Una persona è morta e sei sono rimaste ferite oggi nella città di Savé, nel centro del Benin, durante un intervento delle forze dell’ordine per disperdere i manifestanti che protestano da lunedì contro il presidente Patrice Talon. Lo riferiscono i media locali citando il direttore del dispensario di Boni nella città di Savè, Jose Godjo, che conferma di aver “ricevuto nella clinica, un caso di morte per arma da fuoco e sei persone ferite da proiettili”.

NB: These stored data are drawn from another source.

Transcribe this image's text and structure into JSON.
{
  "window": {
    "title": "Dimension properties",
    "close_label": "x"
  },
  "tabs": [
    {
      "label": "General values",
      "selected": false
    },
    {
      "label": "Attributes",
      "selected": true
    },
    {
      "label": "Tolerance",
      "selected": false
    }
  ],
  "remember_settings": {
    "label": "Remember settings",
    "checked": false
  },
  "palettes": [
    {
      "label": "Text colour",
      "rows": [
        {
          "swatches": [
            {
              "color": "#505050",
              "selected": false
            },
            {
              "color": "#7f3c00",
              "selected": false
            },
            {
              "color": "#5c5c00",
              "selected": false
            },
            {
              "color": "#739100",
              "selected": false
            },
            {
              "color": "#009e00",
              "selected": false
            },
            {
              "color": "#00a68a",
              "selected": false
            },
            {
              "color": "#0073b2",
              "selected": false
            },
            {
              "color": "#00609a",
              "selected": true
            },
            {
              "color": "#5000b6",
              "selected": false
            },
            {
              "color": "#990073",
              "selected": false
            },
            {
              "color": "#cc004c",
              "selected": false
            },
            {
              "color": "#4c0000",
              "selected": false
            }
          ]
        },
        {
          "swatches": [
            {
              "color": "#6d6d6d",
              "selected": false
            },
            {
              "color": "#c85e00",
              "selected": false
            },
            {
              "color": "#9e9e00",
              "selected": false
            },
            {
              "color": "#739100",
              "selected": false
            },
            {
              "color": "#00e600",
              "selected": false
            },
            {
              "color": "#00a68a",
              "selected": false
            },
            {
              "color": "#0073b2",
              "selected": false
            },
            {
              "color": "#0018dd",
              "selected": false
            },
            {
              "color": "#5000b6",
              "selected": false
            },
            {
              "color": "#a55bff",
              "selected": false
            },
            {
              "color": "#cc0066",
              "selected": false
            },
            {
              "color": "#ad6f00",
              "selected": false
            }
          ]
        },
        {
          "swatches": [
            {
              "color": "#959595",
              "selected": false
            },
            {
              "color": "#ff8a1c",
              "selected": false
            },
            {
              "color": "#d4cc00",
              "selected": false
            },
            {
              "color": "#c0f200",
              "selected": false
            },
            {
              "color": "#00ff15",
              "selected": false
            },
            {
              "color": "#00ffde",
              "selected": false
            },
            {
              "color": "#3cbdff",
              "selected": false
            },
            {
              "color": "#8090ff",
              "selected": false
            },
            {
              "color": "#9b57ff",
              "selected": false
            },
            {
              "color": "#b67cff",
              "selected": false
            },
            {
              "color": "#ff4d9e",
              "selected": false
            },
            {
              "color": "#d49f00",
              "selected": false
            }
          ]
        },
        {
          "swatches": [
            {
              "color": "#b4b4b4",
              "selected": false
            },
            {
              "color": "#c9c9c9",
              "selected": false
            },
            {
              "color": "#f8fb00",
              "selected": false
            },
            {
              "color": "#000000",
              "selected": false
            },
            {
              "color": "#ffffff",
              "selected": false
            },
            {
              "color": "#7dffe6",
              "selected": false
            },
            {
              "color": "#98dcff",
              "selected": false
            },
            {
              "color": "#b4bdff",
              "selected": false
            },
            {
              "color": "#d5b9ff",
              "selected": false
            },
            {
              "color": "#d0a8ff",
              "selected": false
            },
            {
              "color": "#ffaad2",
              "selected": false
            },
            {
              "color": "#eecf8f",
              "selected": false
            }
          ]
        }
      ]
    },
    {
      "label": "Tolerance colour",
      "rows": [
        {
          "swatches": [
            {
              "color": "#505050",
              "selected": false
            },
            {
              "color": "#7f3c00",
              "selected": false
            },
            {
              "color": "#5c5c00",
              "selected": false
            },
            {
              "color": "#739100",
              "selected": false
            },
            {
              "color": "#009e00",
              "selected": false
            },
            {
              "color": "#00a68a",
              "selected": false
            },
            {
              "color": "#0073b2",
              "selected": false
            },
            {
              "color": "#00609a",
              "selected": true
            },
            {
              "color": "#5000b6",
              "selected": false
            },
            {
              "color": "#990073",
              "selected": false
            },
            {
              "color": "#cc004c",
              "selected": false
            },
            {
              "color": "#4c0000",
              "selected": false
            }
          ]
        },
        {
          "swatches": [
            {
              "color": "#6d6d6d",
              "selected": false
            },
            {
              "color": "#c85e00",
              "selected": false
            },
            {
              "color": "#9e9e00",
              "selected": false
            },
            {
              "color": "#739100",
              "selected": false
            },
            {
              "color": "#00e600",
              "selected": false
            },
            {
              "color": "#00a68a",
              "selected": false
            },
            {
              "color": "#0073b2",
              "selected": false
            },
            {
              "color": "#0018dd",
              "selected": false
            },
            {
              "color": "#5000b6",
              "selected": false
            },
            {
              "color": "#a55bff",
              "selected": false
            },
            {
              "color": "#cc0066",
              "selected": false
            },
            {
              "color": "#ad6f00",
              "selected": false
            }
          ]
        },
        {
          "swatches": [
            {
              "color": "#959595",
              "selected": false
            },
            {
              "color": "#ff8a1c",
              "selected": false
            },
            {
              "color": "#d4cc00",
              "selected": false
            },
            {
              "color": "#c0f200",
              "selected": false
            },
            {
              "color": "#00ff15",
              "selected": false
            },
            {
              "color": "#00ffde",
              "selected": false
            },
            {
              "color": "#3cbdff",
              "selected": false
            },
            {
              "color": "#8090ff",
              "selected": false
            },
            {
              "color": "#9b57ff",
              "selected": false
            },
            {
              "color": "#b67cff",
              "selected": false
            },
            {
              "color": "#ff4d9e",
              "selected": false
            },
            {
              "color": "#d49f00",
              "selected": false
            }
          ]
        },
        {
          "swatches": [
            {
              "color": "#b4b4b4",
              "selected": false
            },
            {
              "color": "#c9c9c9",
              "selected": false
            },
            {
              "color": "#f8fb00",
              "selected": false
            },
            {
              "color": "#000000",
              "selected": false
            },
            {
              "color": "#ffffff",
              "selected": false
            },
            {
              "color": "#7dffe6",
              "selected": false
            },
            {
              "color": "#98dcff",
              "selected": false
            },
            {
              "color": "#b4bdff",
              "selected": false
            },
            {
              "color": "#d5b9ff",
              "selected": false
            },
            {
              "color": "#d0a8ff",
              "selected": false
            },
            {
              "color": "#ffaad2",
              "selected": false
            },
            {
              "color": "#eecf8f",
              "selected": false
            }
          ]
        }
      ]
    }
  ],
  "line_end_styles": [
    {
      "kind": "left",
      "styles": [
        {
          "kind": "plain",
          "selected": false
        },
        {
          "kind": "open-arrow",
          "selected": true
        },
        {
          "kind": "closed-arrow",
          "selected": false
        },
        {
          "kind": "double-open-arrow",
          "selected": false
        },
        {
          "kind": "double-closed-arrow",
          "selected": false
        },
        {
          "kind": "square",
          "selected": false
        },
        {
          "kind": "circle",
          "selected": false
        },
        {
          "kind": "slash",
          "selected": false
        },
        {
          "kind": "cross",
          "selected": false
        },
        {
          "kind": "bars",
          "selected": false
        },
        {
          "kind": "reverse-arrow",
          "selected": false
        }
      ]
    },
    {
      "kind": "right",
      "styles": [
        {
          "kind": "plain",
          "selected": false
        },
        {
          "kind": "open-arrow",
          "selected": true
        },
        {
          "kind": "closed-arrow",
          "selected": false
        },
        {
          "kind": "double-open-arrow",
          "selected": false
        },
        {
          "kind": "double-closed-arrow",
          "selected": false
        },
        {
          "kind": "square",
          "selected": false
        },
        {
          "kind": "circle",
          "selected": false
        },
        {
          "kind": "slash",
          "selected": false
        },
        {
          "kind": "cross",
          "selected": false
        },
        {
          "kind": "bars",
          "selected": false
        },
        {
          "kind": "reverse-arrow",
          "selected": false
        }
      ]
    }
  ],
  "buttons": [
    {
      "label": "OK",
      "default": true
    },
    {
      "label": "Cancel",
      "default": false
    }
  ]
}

Gli oppositori del presidente Patrice Talon continuano infatti a protestare, a pochi giorni dalle elezioni presidenziali di domenica 11 aprile. Le mobilitazioni sparse in diverse zone del Paese sono iniziate lunedì sera. I manifestanti sostengono che il mandato del capo dello stato è finito dalla mezzanotte del 5 aprile, data che ha segnato i suoi cinque anni al potere. A causa di uno spostamento del calendario indotto dalla riforma costituzionale del 2019, mancano 45 giorni all’insediamento del presidente che sarà eletto con il voto di domenica: elemento, questo, che contesta l’opposizione, oltre al fatto di sentirsi tagliata fuori dalla corsa elettorale per via del nuovo codice in materia.

Rfi riferisce che ieri la strada che collega Savè a Tchaourou e Parakou era bloccata in diversi punti a causa dei blocchi creati dai manifestanti che hanno disposto dei pneumatici lungo il percorso. Nei pressi di Parakou alcune decine di giovani reggevano uno striscione con scritto che gli abitanti della zona “chiedono un’elezione inclusiva”. Riferendosi al presidente Patrice Talon, un preside di scuola in pensione, che si identifica – riferisce Rfi – come membro del Partito Democratico di opposizione, spiega: “Lo abbiamo riconosciuto come nostro presidente legittimo, ma dal 5 aprile il suo mandato è scaduto”.

Secondo quanto riportato da Bbc che cita testimoni oculari, le forze di sicurezza in Benin hanno sparato gas lacrimogeni nella zona per disperdere i manifestanti e un convoglio di veicoli militari ha rotto barricate improvvisate che i manifestanti avevano allestito nella città di Save.